Field came to Hollywood three decades ago with a family fortune tied to the Marshall Field’s department store. He co-founded Interscope Records, the legendary hip-hop label whose roster once included Tupac Shakur, Dr. Dre and Snoop Dogg. And his name is listed as a producer on dozens of films including Revenge of the Nerds, Bill & Ted’s Excellent Adventure, The Hand That Rocks the Cradle, Jumanji, The Last Samurai and Pitch Black.
Increasingly, he’s been appearing in court. A few years ago, Field was involved in a lawsuit with those he accused of hijacking his film company, Radar Films, and dragging it into bankruptcy. Last month, he was ordered to assign payments for several films, including a remake of Jumanji, to satisfy a debt to Johnny Lin/Filmula.
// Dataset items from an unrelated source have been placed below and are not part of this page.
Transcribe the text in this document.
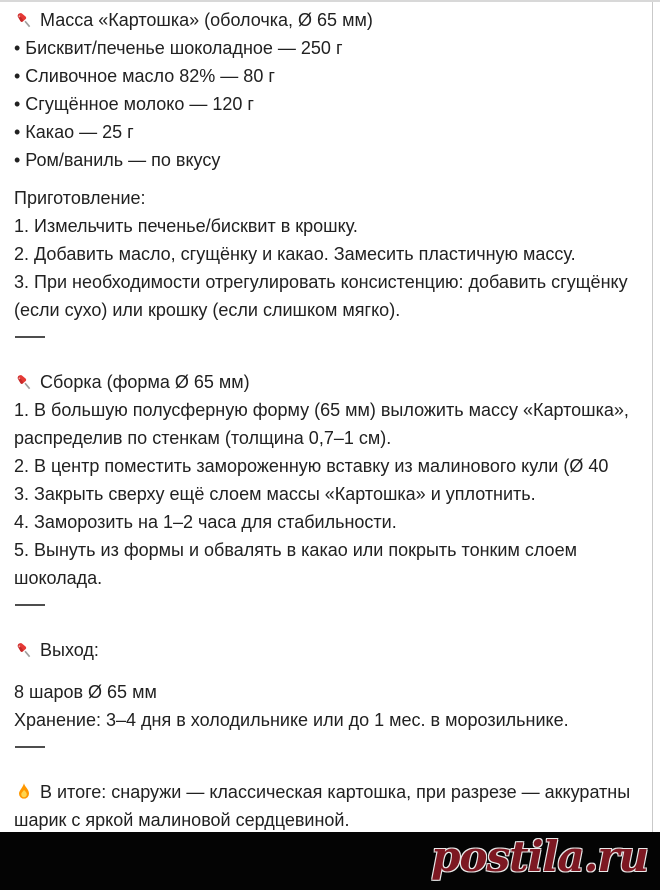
Масса «Картошка» (оболочка, Ø 65 мм)
• Бисквит/печенье шоколадное — 250 г
• Сливочное масло 82% — 80 г
• Сгущённое молоко — 120 г
• Какао — 25 г
• Ром/ваниль — по вкусу
Приготовление:
1. Измельчить печенье/бисквит в крошку.
2. Добавить масло, сгущёнку и какао. Замесить пластичную массу.
3. При необходимости отрегулировать консистенцию: добавить сгущёнку
(если сухо) или крошку (если слишком мягко).
Сборка (форма Ø 65 мм)
1. В большую полусферную форму (65 мм) выложить массу «Картошка»,
распределив по стенкам (толщина 0,7–1 см).
2. В центр поместить замороженную вставку из малинового кули (Ø 40
3. Закрыть сверху ещё слоем массы «Картошка» и уплотнить.
4. Заморозить на 1–2 часа для стабильности.
5. Вынуть из формы и обвалять в какао или покрыть тонким слоем
шоколада.
Выход:
8 шаров Ø 65 мм
Хранение: 3–4 дня в холодильнике или до 1 мес. в морозильнике.
В итоге: снаружи — классическая картошка, при разрезе — аккуратны
шарик с яркой малиновой сердцевиной.
postila.ru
The complaint over Kickboxer counts 10 occasions where Field or Radar has been sued in the prior 18 months.
Central Films Media, run by Fernando Sulichin (Snowden, Gimme Danger, London Fields) is the plaintiff, alleging that it extended a $500,000 bridge loan for the Kickboxer remake after Field was “extremely aggressive” in soliciting the money. According to the complaint, the parties executed the contract in November 2014, and Field and his affiliated companies had 30 days to repay. An initial payment came, but Sulichin says further payments have not in alleged breach of the agreement.
Represented by attorney Mathew Rosengart, the plaintiff addresses how Field allegedly promised repayment as soon as other deals came through — the source of the “Ponzi-like” characterization — but the fraud claim also is based on how Field held himself out in discussions for the loan.
Field, states an amended complaint, “intentionally misled Plaintiffs by representing to them that he was the ‘CEO’ of Acme Kick Productions, LLC. At the time Field made that representation, which was material and made with the intent to deceive Plaintiffs and obtain the funds at issue from Plaintiffs, Field well knew that he was not the CEO of Acme Kick Productions, LLC.”
In a deposition, Field admitted he wasn’t the chief executive of this company despite what was appearing on loan documents. He said it was a “mistake,” that he was the managing partner.
Jonathan Freund, attorney for Field, tells The Hollywood Reporter that being a manager is the same as being CEO.
“The allegation that a professional bridge lender has been defrauded is crazy,” says Freund. “It’s a ploy to harass him. We’re confident the litigation will be resolved and vigorously deny the allegations. [Sulichin] is going to get paid. The film was profitable.”
Rosengart says, “Our investigation uncovered a scheme of fraudulent misconduct by Mr. Field, which has been ongoing for years, and my client looks forward to further exposing that fraud and Mr. Field’s scheme at trial.”